Publicado: Vie Abr 27, 2018 2:48 pm
por Domper
Lo malo de hacer las cosas bien es que la gente se acostumbra. El coronel Möller me felicitó, pero con ese tono que venía a decir «Freitag, ya iba siendo hora que hicieses algo de provecho; para la próxima noche quiero que me traigas tres cruceritos bien cocidos» como si cargarse un barco tan gordo fuese cosa de todos los días. Peor aun, al poco empezaron a correr rumores por la base que decían que eso no había sido un crucero sino un minador y de los pequeños, de los que se hunden con un estornudo. Yo me enteraba porque siempre hay algún malintencionado que me venía con el cuento para malquistarme con los compañeros; como si a un licenciado de la academia Inge le hicieran mella los dimes y diretes. No he contado que esa pajarita entre otras virtudes tenía la de ser una envidiosa de tomo y lomo, y le bastaba con ver a cualquier amiga —suponiendo que las tuviese— colgada del brazo de un galán para que quisiese arrebatárselo. No solo Inge disfrutaba de tal cualidad, que era otra de las deliciosas costumbres hispánicas que se nos estaba pegando de tanto estar por Canarias. Pero cuando digo envidia no piensen en la sana que lleva a emular los éxitos de los demás, sino en la verdosa y rastrera que desea el mal para el vecino aun a costa del propio. Me contaron un dicho que corre por aquí: un pescador encontró una botella de la que salió un genio que le dijo que haría por él lo que fuese, pero que tuviese en cuenta que a su vecino le daría el doble; el tipo pidió que le saltase un ojo. Qué carácter más amable el de los españoles, que prefieren el mal del vecino al bien propio. Afortunadamente eran los ingleses los que ahora se estaban deleitando con las facetas más atractivas del carácter español, pero tomé nota de no meterme en líos por estos lares. Mejor dicho, intentaría no meterme en demasiados líos.

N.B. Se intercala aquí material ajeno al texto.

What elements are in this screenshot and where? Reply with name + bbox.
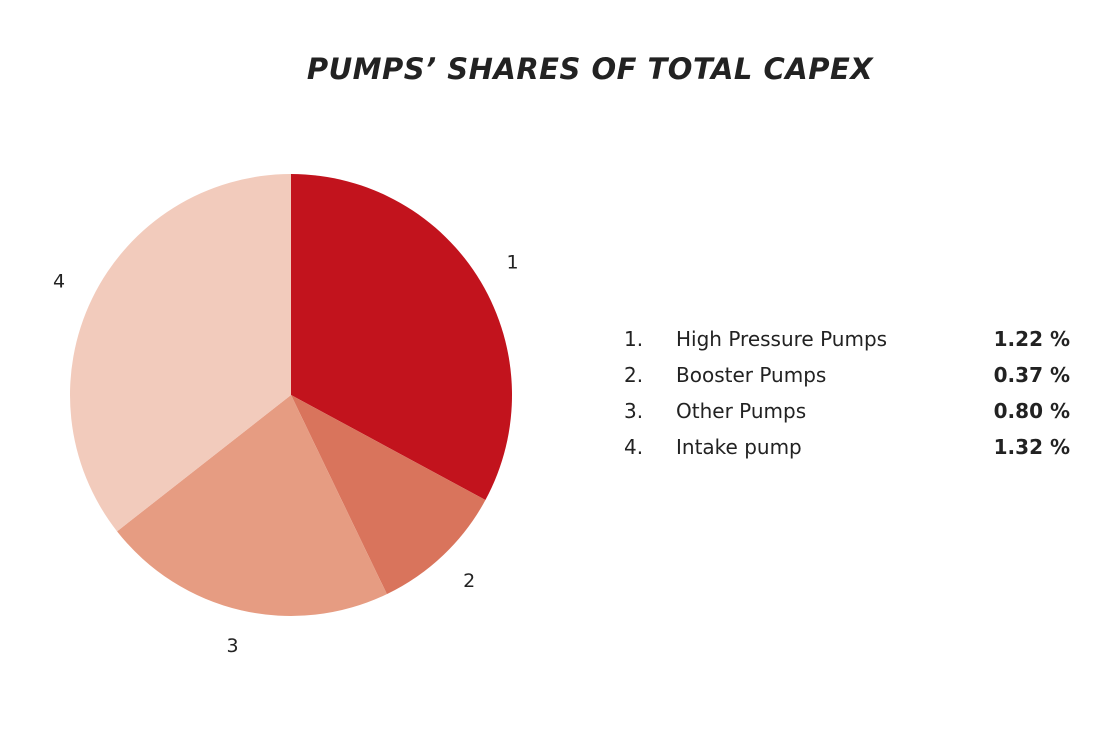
legend-item-name: Intake pump	[676, 435, 802, 459]
legend-item-number: 2.	[624, 363, 644, 387]
pie-slice-2	[291, 395, 486, 595]
pie-slice-4	[70, 174, 291, 532]
pie-slice-label: 2	[463, 570, 475, 592]
pie-slice-1	[291, 174, 512, 501]
pie-slices	[70, 174, 512, 616]
pie-slice-label: 4	[53, 271, 65, 293]
legend-item: 1. High Pressure Pumps 1.22 %	[624, 327, 1074, 363]
legend-item-value: 0.37 %	[993, 363, 1070, 387]
legend-item-number: 1.	[624, 327, 644, 351]
pie-slice-label: 3	[226, 635, 238, 657]
pie-slice-3	[117, 395, 387, 616]
chart-title: PUMPS’ SHARES OF TOTAL CAPEX	[306, 52, 874, 86]
legend-item-number: 3.	[624, 399, 644, 423]
legend: 1. High Pressure Pumps 1.22 % 2. Booster…	[624, 327, 1074, 471]
pie-slice-label: 1	[507, 251, 519, 273]
pie-slice-labels: 1 2 3 4	[53, 251, 519, 656]
legend-item-name: Other Pumps	[676, 399, 807, 423]
legend-item-value: 0.80 %	[993, 399, 1070, 423]
legend-item: 2. Booster Pumps 0.37 %	[624, 363, 1074, 399]
legend-item-name: Booster Pumps	[676, 363, 827, 387]
legend-item: 4. Intake pump 1.32 %	[624, 435, 1074, 471]
legend-item-value: 1.22 %	[993, 327, 1070, 351]
legend-item-value: 1.32 %	[993, 435, 1070, 459]
legend-item-name: High Pressure Pumps	[676, 327, 888, 351]
legend-item-number: 4.	[624, 435, 644, 459]
legend-item: 3. Other Pumps 0.80 %	[624, 399, 1074, 435]
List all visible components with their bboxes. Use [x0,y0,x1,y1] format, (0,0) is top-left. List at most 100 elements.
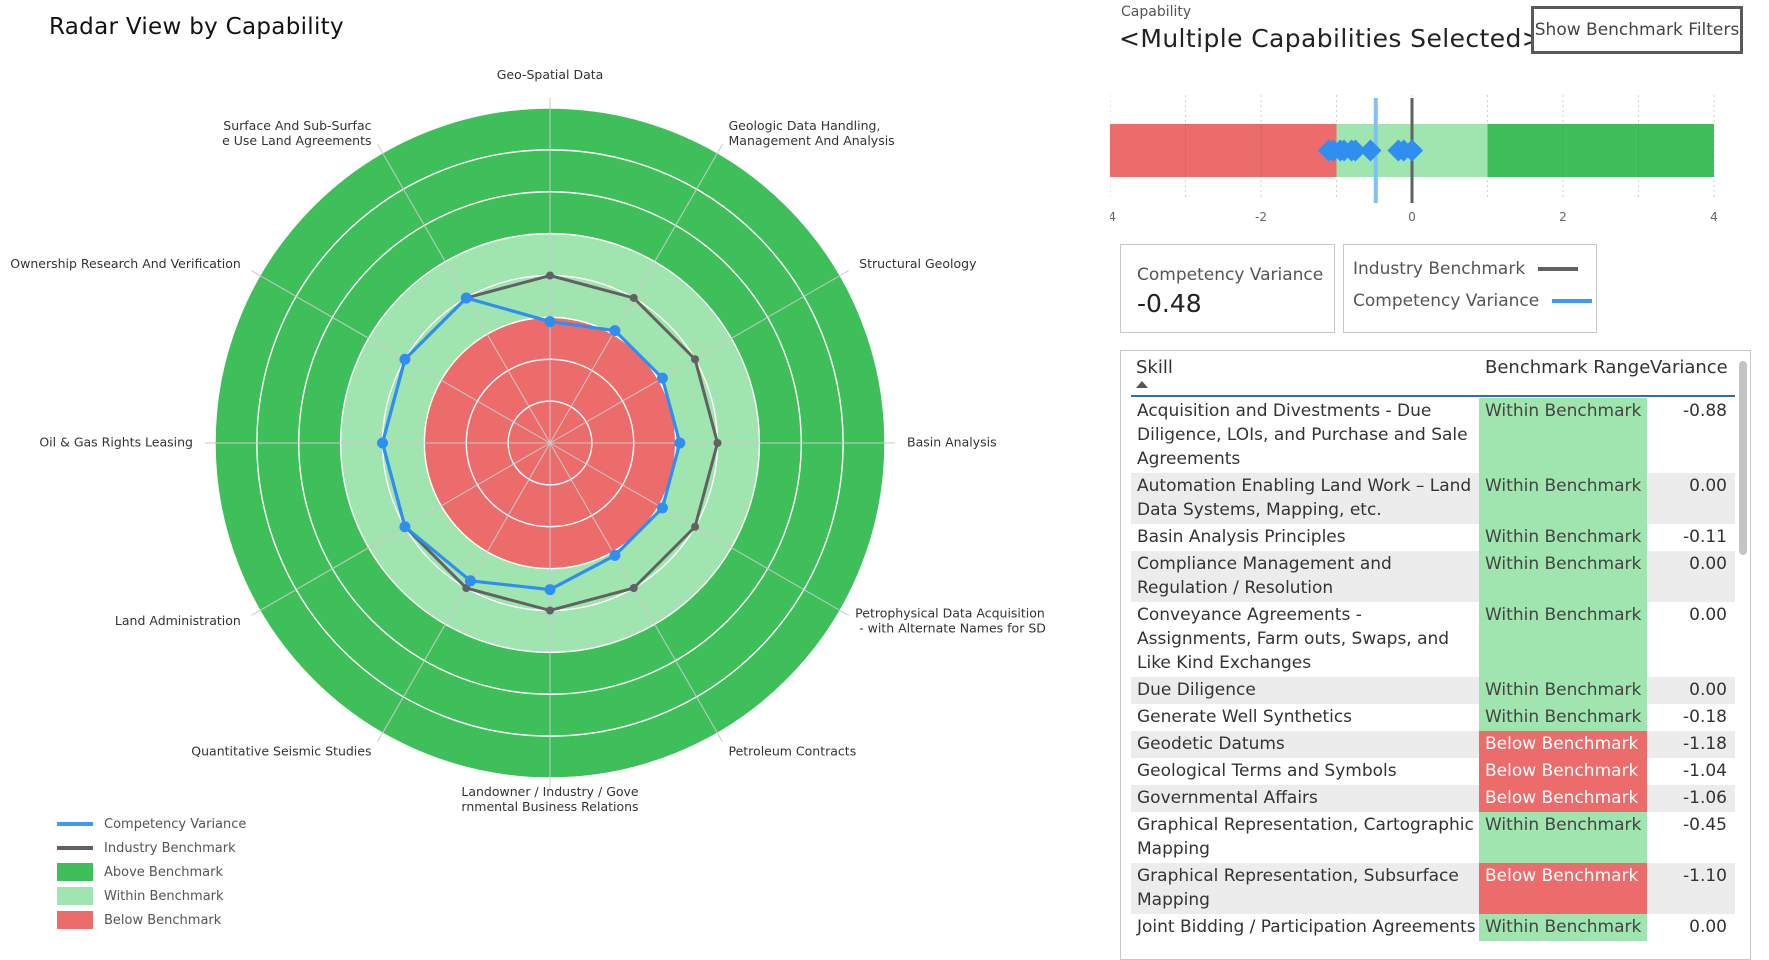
axis-spoke [549,270,850,444]
competency-variance-point[interactable] [674,437,686,449]
table-row[interactable]: Geological Terms and Symbols Below Benchm… [1131,758,1735,785]
column-header-range[interactable]: Benchmark Range [1485,357,1651,378]
benchmark-range-cell: Below Benchmark [1479,758,1647,785]
legend-item-below-benchmark[interactable]: Below Benchmark [57,908,246,932]
legend-item-industry-benchmark[interactable]: Industry Benchmark [57,836,246,860]
axis-label: Structural Geology [859,256,977,271]
axis-spoke [549,143,723,444]
capability-slicer[interactable]: <Multiple Capabilities Selected> [1119,24,1544,53]
table-scrollbar[interactable] [1739,361,1747,555]
legend-label: Industry Benchmark [104,840,236,856]
legend-swatch [57,863,93,881]
competency-variance-point[interactable] [656,502,668,514]
benchmark-range-cell: Within Benchmark [1479,551,1647,602]
below-benchmark-band [1110,124,1337,177]
column-header-skill[interactable]: Skill [1136,357,1173,378]
benchmark-range-cell: Within Benchmark [1479,473,1647,524]
axis-label: Ownership Research And Verification [10,256,241,271]
skills-table: Skill Benchmark Range Variance Acquisiti… [1120,350,1751,960]
competency-variance-point[interactable] [609,325,621,337]
legend-label: Above Benchmark [104,864,223,880]
table-row[interactable]: Automation Enabling Land Work – Land Dat… [1131,473,1735,524]
competency-variance-point[interactable] [609,549,621,561]
table-row[interactable]: Acquisition and Divestments - Due Dilige… [1131,398,1735,473]
industry-benchmark-point[interactable] [691,355,700,364]
table-row[interactable]: Joint Bidding / Participation Agreements… [1131,914,1735,941]
skill-cell: Due Diligence [1137,680,1256,700]
variance-cell: 0.00 [1689,605,1727,625]
axis-label: Landowner / Industry / Gove rnmental Busi… [461,784,639,814]
line-legend-benchmark-label: Industry Benchmark [1353,259,1526,279]
industry-benchmark-point[interactable] [713,439,722,447]
table-row[interactable]: Basin Analysis Principles Within Benchmar… [1131,524,1735,551]
axis-label: Petroleum Contracts [729,744,857,759]
industry-benchmark-point[interactable] [462,584,471,593]
axis-spoke [549,442,850,616]
industry-benchmark-point[interactable] [629,584,638,593]
table-row[interactable]: Conveyance Agreements - Assignments, Far… [1131,602,1735,677]
benchmark-range-cell: Within Benchmark [1479,677,1647,704]
competency-variance-point[interactable] [544,584,556,596]
competency-variance-point[interactable] [377,437,388,449]
variance-cell: -0.18 [1683,707,1727,727]
axis-label-line: Geologic Data Handling, [729,118,881,133]
variance-cell: -1.04 [1683,761,1727,781]
axis-label-line: Land Administration [115,613,241,628]
benchmark-range-cell: Within Benchmark [1479,704,1647,731]
skill-cell: Acquisition and Divestments - Due Dilige… [1137,401,1468,469]
axis-label-line: Basin Analysis [907,435,997,450]
variance-cell: -1.18 [1683,734,1727,754]
variance-cell: -0.11 [1683,527,1727,547]
above-benchmark-band [1487,124,1714,177]
legend-item-within-benchmark[interactable]: Within Benchmark [57,884,246,908]
competency-variance-point[interactable] [464,575,476,587]
kpi-label: Competency Variance [1137,265,1324,285]
header-divider [1131,395,1735,397]
axis-spoke [549,442,723,743]
benchmark-range-cell: Within Benchmark [1479,812,1647,863]
radar-chart: Geo-Spatial Data Geologic Data Handling, M… [10,67,1046,814]
skill-variance-point[interactable] [1359,139,1382,162]
axis-label-line: Landowner / Industry / Gove [461,784,639,799]
axis-label-line: Quantitative Seismic Studies [191,744,371,759]
skill-cell: Joint Bidding / Participation Agreements [1137,917,1476,937]
legend-item-competency-variance[interactable]: Competency Variance [57,812,246,836]
table-row[interactable]: Compliance Management and Regulation / R… [1131,551,1735,602]
table-row[interactable]: Graphical Representation, Subsurface Map… [1131,863,1735,914]
competency-variance-point[interactable] [656,372,668,384]
line-legend-competency-label: Competency Variance [1353,291,1540,311]
column-header-variance[interactable]: Variance [1650,357,1728,378]
skill-variance-point[interactable] [1401,139,1423,162]
competency-variance-point[interactable] [399,521,411,533]
skill-variance-point[interactable] [1344,139,1367,162]
skill-cell: Governmental Affairs [1137,788,1318,808]
legend-item-above-benchmark[interactable]: Above Benchmark [57,860,246,884]
competency-variance-point[interactable] [399,353,411,365]
capability-caption: Capability [1121,4,1192,20]
competency-variance-point[interactable] [544,316,556,328]
benchmark-range-cell: Within Benchmark [1479,398,1647,473]
industry-benchmark-point[interactable] [546,271,554,280]
benchmark-range-cell: Within Benchmark [1479,524,1647,551]
skill-cell: Graphical Representation, Subsurface Map… [1137,866,1459,910]
table-row[interactable]: Graphical Representation, Cartographic M… [1131,812,1735,863]
axis-label: Surface And Sub-Surfac e Use Land Agreeme… [222,118,372,148]
table-row[interactable]: Generate Well Synthetics Within Benchmark… [1131,704,1735,731]
skill-cell: Geodetic Datums [1137,734,1285,754]
axis-label-line: Petroleum Contracts [729,744,857,759]
axis-label-line: Surface And Sub-Surfac [223,118,371,133]
variance-cell: -0.45 [1683,815,1727,835]
competency-variance-card: Competency Variance -0.48 [1120,244,1335,333]
table-row[interactable]: Geodetic Datums Below Benchmark -1.18 [1131,731,1735,758]
industry-benchmark-point[interactable] [691,522,700,531]
table-row[interactable]: Governmental Affairs Below Benchmark -1.06 [1131,785,1735,812]
industry-benchmark-point[interactable] [629,293,638,302]
competency-variance-point[interactable] [460,292,472,304]
variance-cell: 0.00 [1689,476,1727,496]
industry-benchmark-point[interactable] [546,606,554,615]
table-body: Acquisition and Divestments - Due Dilige… [1131,398,1735,941]
benchmark-range-cell: Within Benchmark [1479,602,1647,677]
show-benchmark-filters-button[interactable]: Show Benchmark Filters [1531,6,1743,54]
variance-cell: -1.10 [1683,866,1727,886]
table-row[interactable]: Due Diligence Within Benchmark 0.00 [1131,677,1735,704]
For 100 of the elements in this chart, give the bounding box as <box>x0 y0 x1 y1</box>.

La cuestión era que tras lo del Adventure, que así se llamaba el crucero minador —atentos a lo que he dicho, era un minador y además crucero ¿de acuerdo?— los ingleses faltaron durante unos días a su cita nocturna. Las malas lenguas dijeron que no era por mi escuadrilla sino por unas lanchas torpederas que habían llegado a Gran Canaria y que también se lo pasaban bomba cuando oscurecía, gustando del entretenido deporte de ametrallar botes y pantalanes del enemigo. Tanto disfrutaban que me ordenaron identificar claramente los blancos antes de ponerme a disparar; menos mal porque en una de esas salidas lo que iluminaron las bengalas fue una columna de esas valientes barquichuelas, que bastante tenían con pelear a bordo de unas cosas hechas de maderitas y gasolina como para que mi avión ametrallador les pusiese a caldo.